Ok, if you take any book, keep it closed, how many times do the letters s, q, d and r appear in the book?
There is no way to know without opening the book and counting, sure, you could make some statisticsl analysis based on the language used, but that doesn’t take into account the font size and spacing, nor the number of pages.
Since the machine only has a photo to analyze, it can only give extremely generic results, making them effectively useless.
You would need to open the food up and actually analyze a part of the inside with something like a mass spectrometer to get any useful data.
I agree with you, but disagree with your reasoning.
If you take 1lb of potatoes, boil and mash them with no other add-ins, you can reasonably estimate the nutritional information through visual inspection alone, assuming you have enough reference to see there is about a pound of potatoes. There are many nutrition apps out there that utilize this, and it’s essentially just lopping off the extremes and averaging out the rest.
The problem with this is, it’s impossible to accurately guess the recipe, and therefore the ingredients. Take the aforementioned mashed potatoes. You can’t accurately tell what variety of potato was used. Was water added back during the mashing? Butter? Cream cheese? Cheddar? Sour cream? There’s no way to tell visually, assuming uniform mashing, what is in the potatoes.
Not to mention, the pin sees two pieces of bread on top of each other… what is in the bread? Who the fuck knows!
It isn’t as magical (or accurate) as it looks. It’s just an extension of how various health tracking apps track food intake. There’s usually just one standard entry in the database for mashed potatoes based on whatever their data source thinks a reasonable default value should be. It doesn’t know if what you’re eating is mostly butter and cheese.
How useful a vague and not particularly accurate nutrition profile really can be is an open question, but it seems to be a popular feature for smartwatches.
I see what you mean, and while you raise a few excellent points, you seem to forget that a human looking at mashed potatoes have far more data than a computer lookkng at an image.
A human get data about smell, temperature texture and weight in addition to a simple visual impression.
This is why I picked a book/letter example, I wanted to reduce the variables available to a human to get closer to what a computer has from a photo.

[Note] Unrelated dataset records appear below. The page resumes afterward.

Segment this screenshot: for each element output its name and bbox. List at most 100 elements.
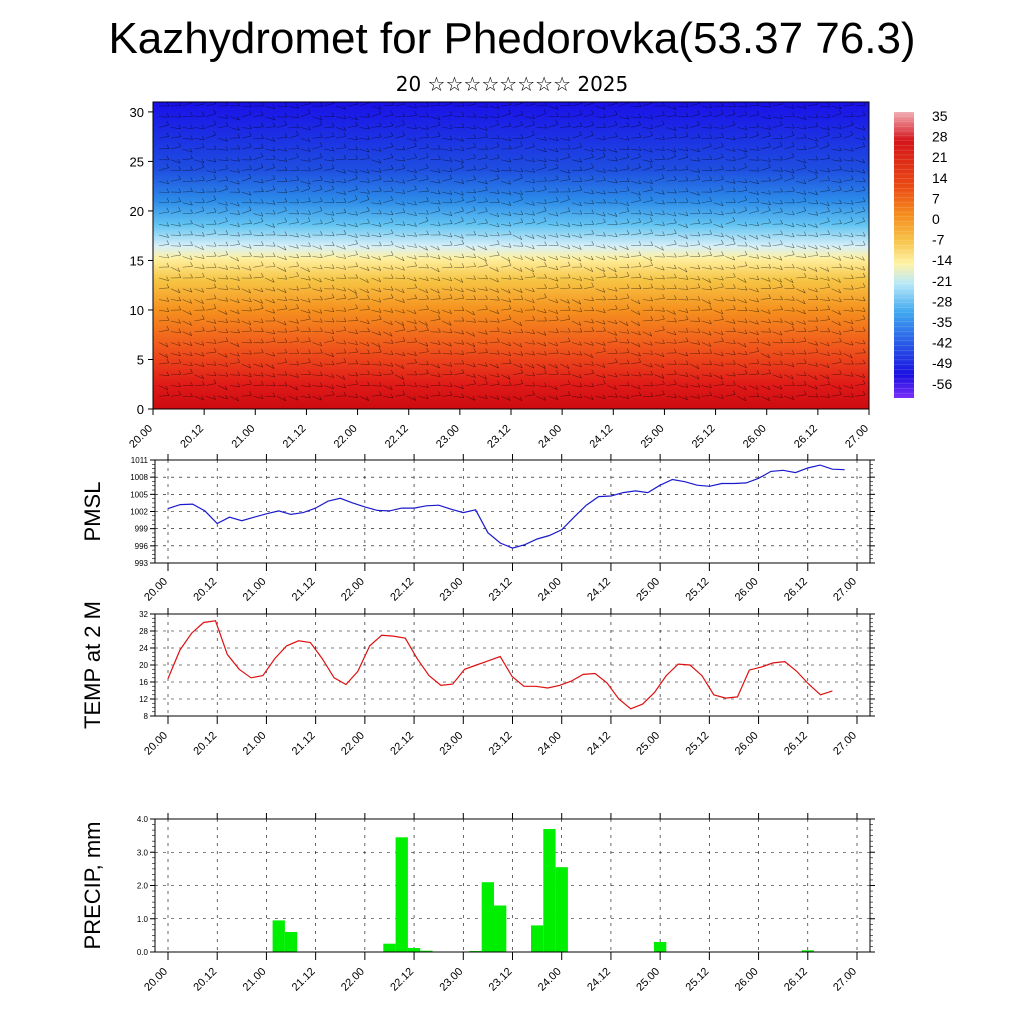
- wind-barb: [583, 102, 594, 107]
- wind-barb: [725, 159, 736, 161]
- wind-barb: [512, 213, 523, 215]
- wind-barb-flag: [591, 306, 595, 311]
- wind-barb: [701, 233, 712, 236]
- wind-barb: [678, 309, 689, 313]
- wind-barb-flag: [485, 339, 488, 345]
- wind-barb: [206, 233, 217, 236]
- wind-barb: [737, 395, 747, 402]
- wind-barb: [253, 374, 264, 377]
- wind-barb: [796, 276, 807, 279]
- wind-barb: [206, 330, 217, 333]
- wind-barb: [512, 288, 523, 293]
- wind-barb: [748, 114, 759, 118]
- wind-barb-flag: [591, 282, 594, 287]
- wind-barb: [512, 114, 523, 118]
- wind-barb-flag: [567, 153, 571, 158]
- wind-barb-flag: [426, 360, 429, 366]
- wind-barb-flag: [862, 177, 866, 182]
- wind-barb: [158, 309, 169, 312]
- x-tick-label: 20.00: [127, 423, 155, 451]
- wind-barb: [831, 180, 842, 183]
- wind-barb: [713, 213, 724, 216]
- wind-barb-flag: [485, 379, 488, 385]
- wind-barb: [383, 266, 394, 270]
- wind-barb: [383, 342, 394, 344]
- wind-barb-flag: [815, 142, 818, 147]
- wind-barb: [406, 178, 417, 182]
- wind-barb: [324, 352, 334, 357]
- wind-barb: [583, 342, 594, 346]
- wind-barb-flag: [449, 370, 453, 375]
- wind-barb: [394, 135, 405, 139]
- wind-barb: [748, 234, 759, 240]
- wind-barb-flag: [508, 329, 512, 334]
- wind-barb-flag: [307, 179, 311, 185]
- wind-barb: [217, 159, 228, 162]
- wind-barb: [666, 169, 677, 171]
- wind-barb-flag: [567, 112, 571, 118]
- wind-barb: [371, 363, 382, 366]
- wind-barb: [678, 201, 689, 204]
- wind-barb: [607, 395, 618, 398]
- wind-barb: [737, 189, 748, 193]
- wind-barb-flag: [862, 326, 866, 332]
- wind-barb-flag: [296, 261, 299, 267]
- wind-barb-flag: [190, 392, 193, 397]
- wind-barb: [571, 385, 582, 388]
- wind-barb: [465, 383, 476, 386]
- wind-barb-flag: [449, 219, 453, 224]
- wind-barb: [642, 159, 653, 163]
- wind-barb-flag: [790, 278, 794, 283]
- wind-barb: [642, 127, 653, 129]
- wind-barb-flag: [650, 341, 653, 346]
- wind-barb: [453, 234, 464, 239]
- wind-barb: [748, 180, 759, 185]
- wind-barb-flag: [225, 274, 229, 280]
- wind-barb: [855, 170, 865, 174]
- wind-barb: [241, 127, 252, 130]
- wind-barb-flag: [449, 167, 453, 172]
- wind-barb: [701, 385, 712, 388]
- wind-barb-flag: [709, 176, 713, 181]
- wind-barb-flag: [272, 242, 276, 247]
- wind-barb: [206, 351, 217, 354]
- wind-barb: [253, 308, 264, 311]
- wind-barb-flag: [662, 231, 665, 236]
- wind-barb-flag: [166, 276, 169, 281]
- wind-barb-flag: [166, 240, 170, 245]
- wind-barb: [772, 286, 783, 290]
- wind-barb: [548, 105, 558, 110]
- wind-barb-flag: [249, 372, 252, 377]
- wind-barb-flag: [166, 132, 170, 137]
- x-tick-label: 20.12: [178, 423, 206, 451]
- wind-barb-flag: [237, 222, 240, 227]
- wind-barb: [796, 234, 807, 236]
- wind-barb-flag: [721, 133, 724, 138]
- wind-barb: [194, 103, 205, 107]
- wind-barb: [796, 320, 806, 325]
- wind-barb-flag: [614, 178, 618, 184]
- wind-barb: [453, 210, 464, 214]
- wind-barb: [265, 341, 276, 343]
- wind-barb-flag: [190, 381, 193, 386]
- wind-barb: [229, 266, 240, 270]
- wind-barb: [654, 137, 665, 140]
- wind-barb: [335, 245, 346, 250]
- wind-barb: [595, 383, 606, 386]
- wind-barb-flag: [768, 142, 771, 147]
- wind-barb: [430, 374, 441, 378]
- wind-barb-flag: [402, 179, 406, 184]
- wind-barb-flag: [661, 120, 665, 125]
- wind-barb-flag: [862, 272, 866, 278]
- wind-barb-flag: [579, 233, 582, 239]
- wind-barb-flag: [437, 288, 440, 294]
- wind-barb-flag: [815, 113, 819, 118]
- wind-barb-flag: [437, 309, 441, 314]
- wind-barb-flag: [650, 350, 654, 355]
- wind-barb: [477, 320, 488, 323]
- wind-barb-flag: [544, 241, 547, 246]
- precip-bar: [543, 829, 556, 952]
- wind-barb: [772, 234, 783, 236]
- wind-barb-flag: [638, 133, 642, 138]
- wind-barb: [560, 179, 571, 182]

It needn’t be exact. A ballpark calorie/sugar that’s 90% accurate would be sufficient. There’s some research that suggests that’s possible: https://arxiv.org/pdf/2011.01082.pdf
You are correct but you are speaking for yourself and not for example the disabled community who may lack senses or the capacity to calculate a result. While ai still improves its capabilities they are the first to benefit.
If i had a big list or directory of a lot of well known books and how many times s, q, d and r appears in them then sure I would be able to make a very good estimate on how many there are from just looking at the cover of the book, with a slight variance being in the editing that version may have. Almost like how a specific type of food will likely have a certain amount of protein fibre etc, with slight variations based on how the cook prepared the food.
I didn’t open the book, someone else looked into the book and wrote it down for me to then read when needed, just like how someone would put in the data for a program to look it up when asked.